Kalshi issues IRS Form 1099 for users with reportable gains. Forms are delivered by January 31 for the previous tax year, downloadable from the account settings.

Gains are typically:

  • Short-term capital gains (ordinary income rate) if held < 1 year
  • Ordinary income in some characterizations

The 1099 simplifies tax reporting enormously compared to Polymarket's no-1099 model. For US users, this alone is a major reason to prefer Kalshi.

For detailed tax analysis, see polytaxes.com.

What Kalshi can't offer (yet)

  • All Polymarket's markets. Kalshi's category universe is narrower because each market type requires CFTC approval.
  • Crypto settlement. Kalshi is USD-native. No USDC, no Polygon, no crypto-native integration.
  • Decentralization. Kalshi is a traditional centralized exchange. If you philosophically prefer decentralized systems, Polymarket is the choice.
  • Non-US user access. Kalshi is US-only. Non-US residents should use Polymarket.

FAQ

Frequently asked questions

Is Kalshi a real exchange or a fintech app?+

A real CFTC-designated contract market — the same regulatory designation CME and ICE hold. Kalshi's product has fintech UX, but the underlying structure is a full regulated exchange.

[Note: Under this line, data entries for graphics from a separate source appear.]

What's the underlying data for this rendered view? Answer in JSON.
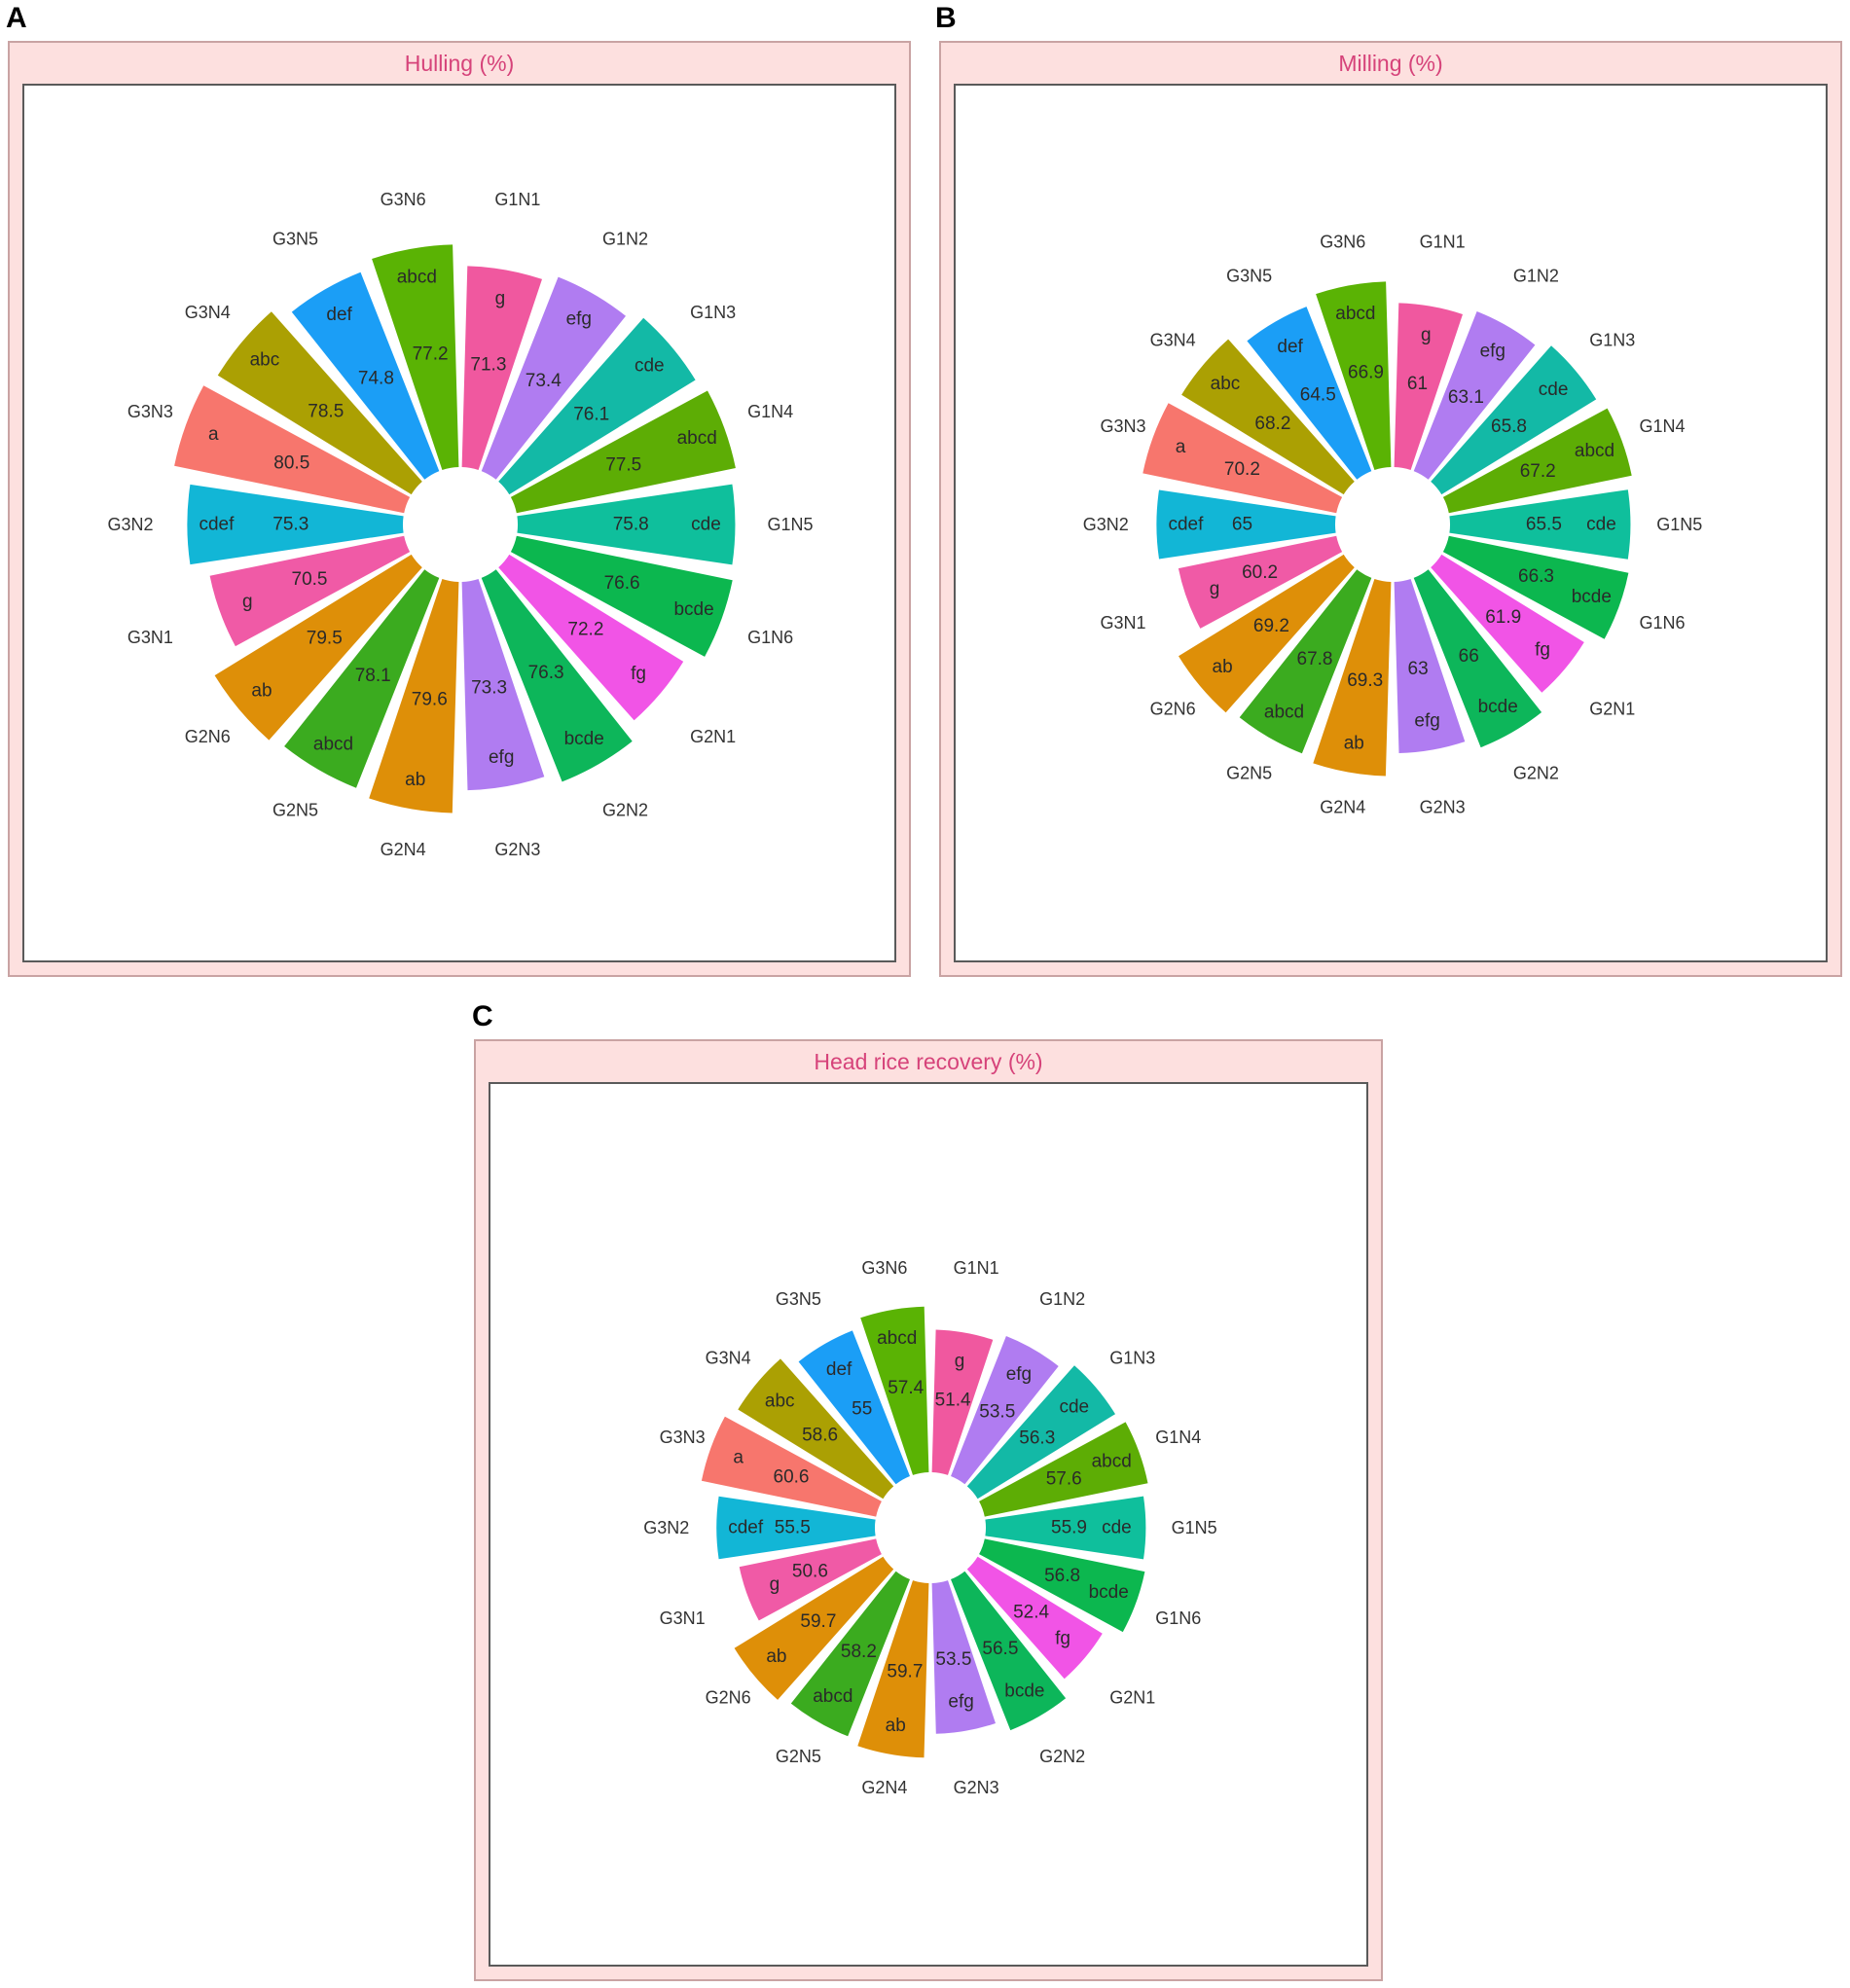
{
  "panels": [
    {
      "letter": "A",
      "title": "Hulling (%)"
    },
    {
      "letter": "B",
      "title": "Milling (%)"
    },
    {
      "letter": "C",
      "title": "Head rice recovery (%)"
    }
  ],
  "chart_data": [
    {
      "type": "bar",
      "polar": true,
      "title": "Hulling (%)",
      "categories": [
        "G1N1",
        "G1N2",
        "G1N3",
        "G1N4",
        "G1N5",
        "G1N6",
        "G2N1",
        "G2N2",
        "G2N3",
        "G2N4",
        "G2N5",
        "G2N6",
        "G3N1",
        "G3N2",
        "G3N3",
        "G3N4",
        "G3N5",
        "G3N6"
      ],
      "values": [
        71.3,
        73.4,
        76.1,
        77.5,
        75.8,
        76.6,
        72.2,
        76.3,
        73.3,
        79.6,
        78.1,
        79.5,
        70.5,
        75.3,
        80.5,
        78.5,
        74.8,
        77.2
      ],
      "letters": [
        "g",
        "efg",
        "cde",
        "abcd",
        "cde",
        "bcde",
        "fg",
        "bcde",
        "efg",
        "ab",
        "abcd",
        "ab",
        "g",
        "cdef",
        "a",
        "abc",
        "def",
        "abcd"
      ],
      "colors": [
        "#f0589f",
        "#b07cf1",
        "#13b9a6",
        "#5dad05",
        "#0fbf9c",
        "#0cb74f",
        "#f154e6",
        "#0db65a",
        "#b07cf1",
        "#de8f08",
        "#3bab1f",
        "#de8f08",
        "#f05aa6",
        "#12b6d6",
        "#f7766d",
        "#aba003",
        "#1b9ef6",
        "#5ab304"
      ]
    },
    {
      "type": "bar",
      "polar": true,
      "title": "Milling (%)",
      "categories": [
        "G1N1",
        "G1N2",
        "G1N3",
        "G1N4",
        "G1N5",
        "G1N6",
        "G2N1",
        "G2N2",
        "G2N3",
        "G2N4",
        "G2N5",
        "G2N6",
        "G3N1",
        "G3N2",
        "G3N3",
        "G3N4",
        "G3N5",
        "G3N6"
      ],
      "values": [
        61,
        63.1,
        65.8,
        67.2,
        65.5,
        66.3,
        61.9,
        66,
        63,
        69.3,
        67.8,
        69.2,
        60.2,
        65,
        70.2,
        68.2,
        64.5,
        66.9
      ],
      "letters": [
        "g",
        "efg",
        "cde",
        "abcd",
        "cde",
        "bcde",
        "fg",
        "bcde",
        "efg",
        "ab",
        "abcd",
        "ab",
        "g",
        "cdef",
        "a",
        "abc",
        "def",
        "abcd"
      ],
      "colors": [
        "#f0589f",
        "#b07cf1",
        "#13b9a6",
        "#5dad05",
        "#0fbf9c",
        "#0cb74f",
        "#f154e6",
        "#0db65a",
        "#b07cf1",
        "#de8f08",
        "#3bab1f",
        "#de8f08",
        "#f05aa6",
        "#12b6d6",
        "#f7766d",
        "#aba003",
        "#1b9ef6",
        "#5ab304"
      ]
    },
    {
      "type": "bar",
      "polar": true,
      "title": "Head rice recovery (%)",
      "categories": [
        "G1N1",
        "G1N2",
        "G1N3",
        "G1N4",
        "G1N5",
        "G1N6",
        "G2N1",
        "G2N2",
        "G2N3",
        "G2N4",
        "G2N5",
        "G2N6",
        "G3N1",
        "G3N2",
        "G3N3",
        "G3N4",
        "G3N5",
        "G3N6"
      ],
      "values": [
        51.4,
        53.5,
        56.3,
        57.6,
        55.9,
        56.8,
        52.4,
        56.5,
        53.5,
        59.7,
        58.2,
        59.7,
        50.6,
        55.5,
        60.6,
        58.6,
        55,
        57.4
      ],
      "letters": [
        "g",
        "efg",
        "cde",
        "abcd",
        "cde",
        "bcde",
        "fg",
        "bcde",
        "efg",
        "ab",
        "abcd",
        "ab",
        "g",
        "cdef",
        "a",
        "abc",
        "def",
        "abcd"
      ],
      "colors": [
        "#f0589f",
        "#b07cf1",
        "#13b9a6",
        "#5dad05",
        "#0fbf9c",
        "#0cb74f",
        "#f154e6",
        "#0db65a",
        "#b07cf1",
        "#de8f08",
        "#3bab1f",
        "#de8f08",
        "#f05aa6",
        "#12b6d6",
        "#f7766d",
        "#aba003",
        "#1b9ef6",
        "#5ab304"
      ]
    }
  ]
}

How does Kalshi make money?+

Trading fees, primarily. Plus interest earned on the customer-fund float held at Kalshi's banking partner (this is common for brokerages).

Can Kalshi take a position against me?+

No. Kalshi is an exchange, not a market maker or house. You trade against other users. Kalshi doesn't profit from user losses; it profits from volume.

What happens if Kalshi goes bankrupt?+

Customer funds are segregated at FDIC-insured banks. Under normal bankruptcy rules, segregated funds are returned to customers. FDIC insurance covers up to $250k per account.

How does Kalshi handle disputed resolutions?+

Kalshi's resolution team investigates disputes during the 48-hour window. Final decisions are made by Kalshi staff with CFTC oversight. Disputes are rare — specific resolution sources make most outcomes unambiguous.

Can I run a trading bot on Kalshi?+

Yes. Kalshi has a documented REST/WebSocket API with reasonable retail rate limits. Many users run automated strategies.

Does Kalshi have leverage or margin?+

Kalshi contracts are fully collateralized — you pay up-front, no margin. This is a CFTC DCM requirement for event contracts.

How does Kalshi's speed compare to traditional markets?+

Trade execution is milliseconds. Settlement to account balance is instant. Withdrawal to bank is 1–3 business days via ACH. Competitive with any retail brokerage.